The core innovation lies in three interconnected principles. First, the Transaction Fragmentation Model breaks down transactions into smaller, self-contained units called “fragments,” which encapsulate transaction logic and abort conditions. Second, processing occurs in Two Deterministic Phases: a planning phase and an execution phase. During the planning phase, multiple threads analyze a batch of transactions, identify dependencies (data, conflict, commit, speculation) among fragments, and deterministically assign these fragments to priority-tagged queues. This phase requires minimal coordination. In the execution phase, worker threads are assigned these pre-filled queues. They simply execute the fragment logic in the order dictated by queue priority and FIFO discipline, resolving dependencies as defined in a shared data structure. Crucially, execution threads are unaware of the broader transaction context, eliminating traditional concurrency control overhead during execution.

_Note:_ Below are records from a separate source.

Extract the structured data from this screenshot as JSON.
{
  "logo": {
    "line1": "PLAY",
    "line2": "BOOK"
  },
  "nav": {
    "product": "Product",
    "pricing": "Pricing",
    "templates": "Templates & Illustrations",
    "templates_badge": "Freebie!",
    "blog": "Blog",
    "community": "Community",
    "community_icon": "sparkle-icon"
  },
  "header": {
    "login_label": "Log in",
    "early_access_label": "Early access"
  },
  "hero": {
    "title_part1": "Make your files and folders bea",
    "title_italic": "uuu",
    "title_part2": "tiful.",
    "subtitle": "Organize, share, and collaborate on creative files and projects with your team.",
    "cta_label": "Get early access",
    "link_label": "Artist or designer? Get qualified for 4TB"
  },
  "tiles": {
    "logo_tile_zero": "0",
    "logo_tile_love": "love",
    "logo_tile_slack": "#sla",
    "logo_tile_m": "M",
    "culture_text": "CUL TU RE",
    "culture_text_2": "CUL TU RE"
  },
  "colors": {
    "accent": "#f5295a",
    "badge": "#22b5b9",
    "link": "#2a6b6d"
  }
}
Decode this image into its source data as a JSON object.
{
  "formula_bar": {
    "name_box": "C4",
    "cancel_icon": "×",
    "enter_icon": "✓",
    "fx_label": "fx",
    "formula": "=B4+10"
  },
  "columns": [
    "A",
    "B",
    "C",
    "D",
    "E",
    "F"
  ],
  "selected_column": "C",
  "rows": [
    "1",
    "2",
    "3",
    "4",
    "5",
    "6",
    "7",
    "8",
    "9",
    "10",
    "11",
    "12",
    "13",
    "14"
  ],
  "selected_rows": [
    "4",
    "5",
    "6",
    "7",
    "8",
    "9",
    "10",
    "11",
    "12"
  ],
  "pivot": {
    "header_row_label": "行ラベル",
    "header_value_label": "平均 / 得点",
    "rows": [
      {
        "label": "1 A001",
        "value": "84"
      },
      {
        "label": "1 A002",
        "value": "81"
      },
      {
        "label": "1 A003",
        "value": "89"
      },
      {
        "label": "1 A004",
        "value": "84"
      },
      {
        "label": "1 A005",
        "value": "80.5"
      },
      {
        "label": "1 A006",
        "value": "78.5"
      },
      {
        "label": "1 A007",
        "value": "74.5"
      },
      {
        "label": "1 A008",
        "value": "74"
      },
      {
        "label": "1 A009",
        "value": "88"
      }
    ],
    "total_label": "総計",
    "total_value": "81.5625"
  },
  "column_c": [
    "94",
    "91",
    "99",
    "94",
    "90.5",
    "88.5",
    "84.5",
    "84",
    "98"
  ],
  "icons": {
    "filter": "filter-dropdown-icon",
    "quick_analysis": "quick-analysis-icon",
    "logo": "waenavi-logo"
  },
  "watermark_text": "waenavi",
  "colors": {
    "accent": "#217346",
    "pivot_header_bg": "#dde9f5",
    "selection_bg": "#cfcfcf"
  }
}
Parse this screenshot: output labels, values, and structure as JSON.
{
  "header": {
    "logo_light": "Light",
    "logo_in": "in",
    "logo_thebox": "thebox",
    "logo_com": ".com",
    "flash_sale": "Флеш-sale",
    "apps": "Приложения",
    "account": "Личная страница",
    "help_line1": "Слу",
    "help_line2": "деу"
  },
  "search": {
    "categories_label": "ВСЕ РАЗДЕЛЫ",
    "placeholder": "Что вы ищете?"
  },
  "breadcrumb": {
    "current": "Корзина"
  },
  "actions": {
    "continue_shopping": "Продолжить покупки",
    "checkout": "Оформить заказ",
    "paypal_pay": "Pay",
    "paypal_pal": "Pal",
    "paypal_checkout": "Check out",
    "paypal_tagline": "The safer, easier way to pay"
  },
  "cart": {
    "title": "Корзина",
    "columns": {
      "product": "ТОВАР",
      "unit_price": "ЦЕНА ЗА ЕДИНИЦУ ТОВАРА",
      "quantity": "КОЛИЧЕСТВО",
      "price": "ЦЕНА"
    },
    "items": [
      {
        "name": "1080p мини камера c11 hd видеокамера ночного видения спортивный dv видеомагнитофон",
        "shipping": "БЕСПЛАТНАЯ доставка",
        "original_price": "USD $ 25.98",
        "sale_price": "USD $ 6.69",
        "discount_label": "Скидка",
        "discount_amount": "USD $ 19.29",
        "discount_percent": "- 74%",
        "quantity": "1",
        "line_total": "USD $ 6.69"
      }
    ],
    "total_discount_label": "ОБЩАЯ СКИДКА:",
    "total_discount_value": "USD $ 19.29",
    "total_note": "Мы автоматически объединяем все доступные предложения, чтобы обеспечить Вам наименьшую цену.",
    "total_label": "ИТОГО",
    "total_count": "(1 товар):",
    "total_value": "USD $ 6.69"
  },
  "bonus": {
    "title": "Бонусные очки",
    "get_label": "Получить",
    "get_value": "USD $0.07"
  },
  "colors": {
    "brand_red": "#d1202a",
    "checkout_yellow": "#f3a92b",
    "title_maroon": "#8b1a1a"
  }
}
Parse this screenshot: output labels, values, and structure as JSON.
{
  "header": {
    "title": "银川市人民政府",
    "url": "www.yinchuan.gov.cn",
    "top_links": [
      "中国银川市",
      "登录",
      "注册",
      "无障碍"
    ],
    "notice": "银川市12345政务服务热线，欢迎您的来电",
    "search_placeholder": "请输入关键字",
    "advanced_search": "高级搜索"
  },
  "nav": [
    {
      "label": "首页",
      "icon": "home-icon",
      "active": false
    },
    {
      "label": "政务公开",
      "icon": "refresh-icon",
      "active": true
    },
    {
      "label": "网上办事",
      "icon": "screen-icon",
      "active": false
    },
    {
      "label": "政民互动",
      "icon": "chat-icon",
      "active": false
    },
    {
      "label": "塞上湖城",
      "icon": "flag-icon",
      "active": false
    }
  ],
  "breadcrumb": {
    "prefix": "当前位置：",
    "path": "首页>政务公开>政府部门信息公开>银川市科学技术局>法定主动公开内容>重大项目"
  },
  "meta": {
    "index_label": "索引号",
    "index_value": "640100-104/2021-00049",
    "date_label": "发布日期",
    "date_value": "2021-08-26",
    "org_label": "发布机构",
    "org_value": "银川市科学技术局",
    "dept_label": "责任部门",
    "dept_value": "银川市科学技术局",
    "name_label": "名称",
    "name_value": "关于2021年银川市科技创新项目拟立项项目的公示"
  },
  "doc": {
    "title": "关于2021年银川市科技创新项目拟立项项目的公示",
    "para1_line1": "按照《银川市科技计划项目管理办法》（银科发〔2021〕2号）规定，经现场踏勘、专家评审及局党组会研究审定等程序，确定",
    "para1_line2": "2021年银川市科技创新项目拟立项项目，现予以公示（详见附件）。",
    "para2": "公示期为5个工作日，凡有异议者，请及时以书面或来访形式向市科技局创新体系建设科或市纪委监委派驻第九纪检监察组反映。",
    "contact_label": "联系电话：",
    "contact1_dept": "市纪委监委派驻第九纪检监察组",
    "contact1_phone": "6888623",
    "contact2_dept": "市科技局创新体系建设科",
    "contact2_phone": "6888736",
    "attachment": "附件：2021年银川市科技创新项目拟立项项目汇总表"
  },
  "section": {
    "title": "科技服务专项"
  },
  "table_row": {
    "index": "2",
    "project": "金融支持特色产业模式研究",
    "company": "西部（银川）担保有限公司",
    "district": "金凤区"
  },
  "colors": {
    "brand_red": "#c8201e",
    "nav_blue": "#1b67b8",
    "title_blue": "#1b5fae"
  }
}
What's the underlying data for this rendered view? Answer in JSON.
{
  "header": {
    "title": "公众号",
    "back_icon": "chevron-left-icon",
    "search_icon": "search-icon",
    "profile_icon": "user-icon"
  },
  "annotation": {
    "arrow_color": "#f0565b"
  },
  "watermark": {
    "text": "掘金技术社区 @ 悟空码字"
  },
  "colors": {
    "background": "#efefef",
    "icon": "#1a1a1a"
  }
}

Third, this paradigm employs a Priority-based Queue-oriented Representation of the workload, which provides a unified and extensible framework. It seamlessly supports various execution models (speculative or conservative) and isolation levels (serializable or read-committed), adapting to different workload characteristics and consistency requirements.

The author implemented this paradigm within the ExpoDB platform and conducted extensive evaluations using industry-standard benchmarks (TPC-C, YCSB). The results demonstrate significant performance gains. In a centralized, high-contention TPC-C setting (1 warehouse), the queue-oriented protocol outperformed state-of-the-art non-deterministic protocols (e.g., Cicada, Silo) by a factor of 3x in throughput. In a distributed, deterministic setting using YCSB, it outperformed the Calvin protocol by 22x under low-contention workloads. These improvements stem from the efficient exploitation of intra-transaction parallelism, minimal runtime coordination, and the elimination of 2PC for committing distributed transactions in deterministic execution.

The paper concludes by highlighting the paradigm’s broader impact and future potential. Its flexible abstraction makes it applicable not only for enhancing deterministic databases but also as a foundational design principle for building Byzantine fault-tolerant distributed transaction systems and for improving the performance of blockchain ordering services, such as in Hyperledger Fabric. The work represents a significant step towards high-performance, predictable transaction processing in next-generation computing environments.